Offline evaluation happens after the fact, often in batch processes. These metrics analyze interactions that already occurred to identify trends, assess quality over time, or conduct detailed investigations. For example, you might run expensive LLM judges overnight to assess the previous day's customer service interactions.

The choice between online and offline evaluation affects cost, complexity, and responsiveness. Online evaluation gives you immediate feedback but needs to be fast and lightweight. Offline evaluation can be more thorough and sophisticated but only helps you improve future interactions.

4. Emerging Issue Discovery

Despite doing all of this systematically, it's possible that we have not anticipated some issues at all. What do we do about that?

Even the most thorough offline evaluation process can't predict every problem that will emerge in production. Users will find new ways to confuse your system, edge cases you never considered will surface, and changing business requirements will create new failure modes.

This means you need strategies for discovering issues that your existing evaluation framework doesn't catch. How do you identify problems you weren't looking for? How do you evolve your evaluation approach as new patterns emerge?

These four challenges form the foundation of production monitoring strategy. Getting them right determines whether your monitoring system provides actionable insights or becomes an expensive distraction.

What Comes Next

The transition from controlled evaluation to production monitoring requires addressing these four core challenges systematically. The goal isn't to replicate your reference dataset evaluation at production scale (that would be impractical and expensive). Instead, you need smart strategies for each challenge.

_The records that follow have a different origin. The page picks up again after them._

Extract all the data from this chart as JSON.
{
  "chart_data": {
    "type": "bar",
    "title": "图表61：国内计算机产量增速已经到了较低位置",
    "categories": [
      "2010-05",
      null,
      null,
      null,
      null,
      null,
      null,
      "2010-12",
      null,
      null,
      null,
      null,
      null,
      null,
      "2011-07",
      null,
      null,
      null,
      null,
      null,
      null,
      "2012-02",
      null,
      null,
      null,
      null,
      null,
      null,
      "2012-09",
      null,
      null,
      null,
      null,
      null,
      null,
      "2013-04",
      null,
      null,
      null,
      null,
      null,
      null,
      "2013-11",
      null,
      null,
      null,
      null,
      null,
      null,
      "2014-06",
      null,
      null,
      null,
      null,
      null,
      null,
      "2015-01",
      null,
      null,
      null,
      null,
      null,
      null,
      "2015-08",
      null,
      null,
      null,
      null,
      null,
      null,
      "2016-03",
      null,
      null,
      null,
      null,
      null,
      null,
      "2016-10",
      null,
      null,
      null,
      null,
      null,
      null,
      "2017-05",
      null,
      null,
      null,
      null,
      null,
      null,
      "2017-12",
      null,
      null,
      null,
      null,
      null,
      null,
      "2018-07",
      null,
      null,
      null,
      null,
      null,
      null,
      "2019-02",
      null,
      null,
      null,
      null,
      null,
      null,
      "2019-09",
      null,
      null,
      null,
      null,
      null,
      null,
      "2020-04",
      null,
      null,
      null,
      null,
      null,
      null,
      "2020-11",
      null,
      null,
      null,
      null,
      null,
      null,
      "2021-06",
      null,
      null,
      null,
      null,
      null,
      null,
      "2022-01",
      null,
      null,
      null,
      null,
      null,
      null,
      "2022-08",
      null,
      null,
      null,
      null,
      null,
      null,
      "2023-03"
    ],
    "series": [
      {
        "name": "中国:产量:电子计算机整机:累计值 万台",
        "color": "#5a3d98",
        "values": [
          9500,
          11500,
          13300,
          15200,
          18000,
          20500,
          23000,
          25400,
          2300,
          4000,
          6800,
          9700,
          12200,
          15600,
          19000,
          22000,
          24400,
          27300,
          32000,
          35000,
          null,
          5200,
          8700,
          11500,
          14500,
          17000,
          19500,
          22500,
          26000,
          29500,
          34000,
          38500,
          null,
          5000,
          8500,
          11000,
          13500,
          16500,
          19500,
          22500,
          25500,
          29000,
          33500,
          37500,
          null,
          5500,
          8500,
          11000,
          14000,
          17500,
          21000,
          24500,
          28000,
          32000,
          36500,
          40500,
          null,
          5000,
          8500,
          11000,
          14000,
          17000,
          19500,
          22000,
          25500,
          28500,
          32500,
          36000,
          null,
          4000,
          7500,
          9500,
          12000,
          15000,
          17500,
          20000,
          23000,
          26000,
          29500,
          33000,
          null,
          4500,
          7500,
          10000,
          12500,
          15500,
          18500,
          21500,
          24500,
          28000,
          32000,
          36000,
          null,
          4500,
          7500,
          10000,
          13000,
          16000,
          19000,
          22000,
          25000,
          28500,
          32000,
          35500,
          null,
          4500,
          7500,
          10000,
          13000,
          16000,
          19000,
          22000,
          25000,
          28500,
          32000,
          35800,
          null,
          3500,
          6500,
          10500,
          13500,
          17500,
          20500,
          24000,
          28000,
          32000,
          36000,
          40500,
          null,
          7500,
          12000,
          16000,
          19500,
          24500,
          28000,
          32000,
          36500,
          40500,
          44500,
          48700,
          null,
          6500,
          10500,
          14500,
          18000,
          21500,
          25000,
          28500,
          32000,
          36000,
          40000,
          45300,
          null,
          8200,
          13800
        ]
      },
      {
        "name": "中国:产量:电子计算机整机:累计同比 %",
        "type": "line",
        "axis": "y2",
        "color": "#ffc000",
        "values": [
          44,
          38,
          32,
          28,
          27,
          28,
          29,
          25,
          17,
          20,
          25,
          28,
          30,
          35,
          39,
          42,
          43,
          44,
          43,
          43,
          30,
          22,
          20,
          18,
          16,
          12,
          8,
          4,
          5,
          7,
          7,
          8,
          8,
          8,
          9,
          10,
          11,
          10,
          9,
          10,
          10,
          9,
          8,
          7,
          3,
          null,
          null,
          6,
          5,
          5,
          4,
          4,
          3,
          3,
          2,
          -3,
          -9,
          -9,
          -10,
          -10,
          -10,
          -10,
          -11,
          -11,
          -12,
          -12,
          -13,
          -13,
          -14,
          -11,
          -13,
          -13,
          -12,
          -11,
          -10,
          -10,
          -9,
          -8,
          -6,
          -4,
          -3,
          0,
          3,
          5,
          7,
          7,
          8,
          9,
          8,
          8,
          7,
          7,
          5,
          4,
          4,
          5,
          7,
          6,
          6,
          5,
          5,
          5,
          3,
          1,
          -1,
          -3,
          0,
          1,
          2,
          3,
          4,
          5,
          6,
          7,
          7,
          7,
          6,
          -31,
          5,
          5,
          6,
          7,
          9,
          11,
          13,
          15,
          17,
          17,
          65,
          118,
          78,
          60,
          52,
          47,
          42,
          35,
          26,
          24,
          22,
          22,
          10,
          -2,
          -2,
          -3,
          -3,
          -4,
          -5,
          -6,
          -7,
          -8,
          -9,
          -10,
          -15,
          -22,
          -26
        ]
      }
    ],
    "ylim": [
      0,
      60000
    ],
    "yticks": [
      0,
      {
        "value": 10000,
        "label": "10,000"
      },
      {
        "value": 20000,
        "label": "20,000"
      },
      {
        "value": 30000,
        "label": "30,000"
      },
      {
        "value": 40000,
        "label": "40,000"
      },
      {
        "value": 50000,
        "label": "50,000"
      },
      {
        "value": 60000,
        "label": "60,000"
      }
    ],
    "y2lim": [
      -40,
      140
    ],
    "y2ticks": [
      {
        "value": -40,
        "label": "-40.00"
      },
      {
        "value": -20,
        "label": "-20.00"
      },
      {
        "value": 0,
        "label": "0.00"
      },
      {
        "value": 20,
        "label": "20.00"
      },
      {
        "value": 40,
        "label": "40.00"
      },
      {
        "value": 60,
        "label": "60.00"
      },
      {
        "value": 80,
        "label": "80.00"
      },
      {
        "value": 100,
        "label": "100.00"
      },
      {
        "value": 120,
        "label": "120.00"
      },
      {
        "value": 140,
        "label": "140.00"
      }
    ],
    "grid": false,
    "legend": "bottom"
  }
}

In the next chapter, we'll cover practical approaches to:

Log filtering: Strategies for identifying which data needs attention without drowning in information
Metric selection: Frameworks for choosing the right mix of evaluation approaches based on value and cost
Online vs offline evaluation: Designing systems that balance immediate responsiveness with thorough analysis
Emerging issue discovery: Methods for identifying problems that your existing evaluation framework doesn't catch

These approaches will help you build a monitoring system that provides actionable insights while remaining sustainable and cost-effective as your AI system scales.